Senior Aki Mishima’s paper highlights student’s global outlook, encouraged by the creation of the Spencer Center for Civic and Global Engagement and a redesigned position at the college to coordinate international students and studies.

“Aki’s thesis is a brilliantly researched study of China’s navy. She used a broad range of sources in Japanese and English to develop an original study of Chinese naval expansion, a surprising development for a nation that has been primarily a land power through much of its history,” said one of Mishima’s project and academic advisors, Professor of Asian Studies Daniel Métraux.

Sheila Fair’s presentation in the upcoming festival will demonstrate that Baldwin Online and Adult Programs students are just as eligible to participate as residential students. Fair, a Mount Sidney resident who completed most of her courses via independent study or online group tutorial, will explain her research into JetBlue Airways.

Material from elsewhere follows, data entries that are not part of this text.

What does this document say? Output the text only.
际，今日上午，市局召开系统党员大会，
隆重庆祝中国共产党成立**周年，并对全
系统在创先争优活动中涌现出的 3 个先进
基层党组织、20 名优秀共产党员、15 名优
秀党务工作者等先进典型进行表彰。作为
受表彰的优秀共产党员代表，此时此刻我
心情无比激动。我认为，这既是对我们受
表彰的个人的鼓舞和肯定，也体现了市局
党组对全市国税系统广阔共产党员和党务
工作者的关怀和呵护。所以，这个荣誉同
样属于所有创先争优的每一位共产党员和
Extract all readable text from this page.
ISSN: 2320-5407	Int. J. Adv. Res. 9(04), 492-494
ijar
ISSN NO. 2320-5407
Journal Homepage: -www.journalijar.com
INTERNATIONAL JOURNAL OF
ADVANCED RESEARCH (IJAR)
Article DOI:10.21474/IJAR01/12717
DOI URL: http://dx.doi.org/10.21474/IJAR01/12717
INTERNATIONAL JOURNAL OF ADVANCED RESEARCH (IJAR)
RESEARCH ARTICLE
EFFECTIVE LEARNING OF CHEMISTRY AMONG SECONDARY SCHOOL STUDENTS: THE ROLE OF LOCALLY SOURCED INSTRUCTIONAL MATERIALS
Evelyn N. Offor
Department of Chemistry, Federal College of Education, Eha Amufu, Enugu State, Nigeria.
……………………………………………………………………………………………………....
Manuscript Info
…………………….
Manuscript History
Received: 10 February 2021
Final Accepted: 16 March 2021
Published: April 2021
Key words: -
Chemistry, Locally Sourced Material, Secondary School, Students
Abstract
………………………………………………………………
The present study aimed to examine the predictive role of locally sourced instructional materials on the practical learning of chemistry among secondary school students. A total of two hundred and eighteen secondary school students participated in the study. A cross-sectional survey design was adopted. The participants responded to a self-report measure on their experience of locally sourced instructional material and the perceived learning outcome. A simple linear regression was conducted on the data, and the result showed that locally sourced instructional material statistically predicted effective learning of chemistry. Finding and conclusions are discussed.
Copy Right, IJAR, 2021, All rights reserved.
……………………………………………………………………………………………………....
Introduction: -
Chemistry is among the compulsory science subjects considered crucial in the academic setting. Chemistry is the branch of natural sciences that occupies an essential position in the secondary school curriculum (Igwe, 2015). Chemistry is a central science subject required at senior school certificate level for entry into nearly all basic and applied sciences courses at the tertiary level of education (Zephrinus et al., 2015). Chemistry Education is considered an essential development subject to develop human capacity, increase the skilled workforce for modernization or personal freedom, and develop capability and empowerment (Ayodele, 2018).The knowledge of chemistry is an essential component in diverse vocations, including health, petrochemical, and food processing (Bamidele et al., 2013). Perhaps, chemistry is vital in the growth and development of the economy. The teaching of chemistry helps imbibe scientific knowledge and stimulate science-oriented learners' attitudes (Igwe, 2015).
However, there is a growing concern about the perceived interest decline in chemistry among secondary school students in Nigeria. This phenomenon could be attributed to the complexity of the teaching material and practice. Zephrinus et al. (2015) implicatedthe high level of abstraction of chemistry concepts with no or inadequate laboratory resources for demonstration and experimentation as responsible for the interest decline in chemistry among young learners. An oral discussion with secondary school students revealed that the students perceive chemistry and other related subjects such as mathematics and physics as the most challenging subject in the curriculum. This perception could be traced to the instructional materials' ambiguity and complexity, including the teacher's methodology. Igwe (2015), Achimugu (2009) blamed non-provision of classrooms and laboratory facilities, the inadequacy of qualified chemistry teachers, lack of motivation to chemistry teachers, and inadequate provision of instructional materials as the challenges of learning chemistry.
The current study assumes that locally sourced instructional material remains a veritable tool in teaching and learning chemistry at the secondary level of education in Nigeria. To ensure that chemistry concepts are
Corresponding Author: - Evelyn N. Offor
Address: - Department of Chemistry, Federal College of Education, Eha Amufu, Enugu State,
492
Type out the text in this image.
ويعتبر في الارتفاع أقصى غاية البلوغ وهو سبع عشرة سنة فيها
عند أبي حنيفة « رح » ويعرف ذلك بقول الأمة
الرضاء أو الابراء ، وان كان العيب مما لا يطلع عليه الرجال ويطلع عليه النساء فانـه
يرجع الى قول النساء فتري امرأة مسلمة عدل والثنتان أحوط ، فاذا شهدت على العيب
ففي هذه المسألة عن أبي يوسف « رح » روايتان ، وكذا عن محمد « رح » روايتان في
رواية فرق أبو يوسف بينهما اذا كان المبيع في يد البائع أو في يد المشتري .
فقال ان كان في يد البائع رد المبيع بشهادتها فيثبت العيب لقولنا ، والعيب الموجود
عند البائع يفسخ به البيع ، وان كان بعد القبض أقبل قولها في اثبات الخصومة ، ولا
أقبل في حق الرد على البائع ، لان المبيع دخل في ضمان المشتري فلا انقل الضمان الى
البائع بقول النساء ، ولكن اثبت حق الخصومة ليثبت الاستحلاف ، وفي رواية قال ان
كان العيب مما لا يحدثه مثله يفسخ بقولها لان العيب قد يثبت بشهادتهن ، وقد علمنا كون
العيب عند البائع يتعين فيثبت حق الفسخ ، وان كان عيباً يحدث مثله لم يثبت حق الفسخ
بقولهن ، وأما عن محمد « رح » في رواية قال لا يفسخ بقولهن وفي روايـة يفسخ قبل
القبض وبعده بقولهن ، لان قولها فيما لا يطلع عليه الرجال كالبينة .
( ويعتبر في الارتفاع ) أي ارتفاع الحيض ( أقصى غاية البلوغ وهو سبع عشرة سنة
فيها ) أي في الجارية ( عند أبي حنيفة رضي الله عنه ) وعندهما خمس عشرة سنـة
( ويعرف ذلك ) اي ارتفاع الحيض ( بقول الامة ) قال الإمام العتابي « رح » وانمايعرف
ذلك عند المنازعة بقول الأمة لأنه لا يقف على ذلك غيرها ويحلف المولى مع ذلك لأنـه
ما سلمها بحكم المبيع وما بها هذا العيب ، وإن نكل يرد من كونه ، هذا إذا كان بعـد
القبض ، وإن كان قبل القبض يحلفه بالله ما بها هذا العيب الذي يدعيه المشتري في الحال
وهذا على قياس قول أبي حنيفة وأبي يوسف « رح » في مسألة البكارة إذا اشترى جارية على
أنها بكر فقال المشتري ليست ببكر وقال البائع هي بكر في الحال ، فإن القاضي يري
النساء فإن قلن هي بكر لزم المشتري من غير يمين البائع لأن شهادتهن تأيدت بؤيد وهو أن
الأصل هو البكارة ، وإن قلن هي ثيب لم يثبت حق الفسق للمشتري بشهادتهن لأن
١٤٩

“I was amazed at how narrow the profit margins are for the airline industry, particularly when you consider the price of a ticket. I was also surprised at how much outside forces (weather, government, terrorism, etc.) can debilitate an industry that is so critical and strategic to our business and personal lives,” said Fair, whose presentation will be one of several in the Capstone session titled “Managing the Desires and Demands of a Global Society.”

Fair recently won a competitive scholarship from Becker Certified Public Accountants Review, and she was nominated for Baldwin Online and Adult Programs Business Student of the Year, said Lallon Pond, associate professor of business administration and Fair’s advisor.

Showalter, Mishima, and Fair are just a few highlights of Capstone presentations that range from biology to art to philosophy (full schedule on this page). Their projects will not be around for another year or an encore; the time to learn about them is now.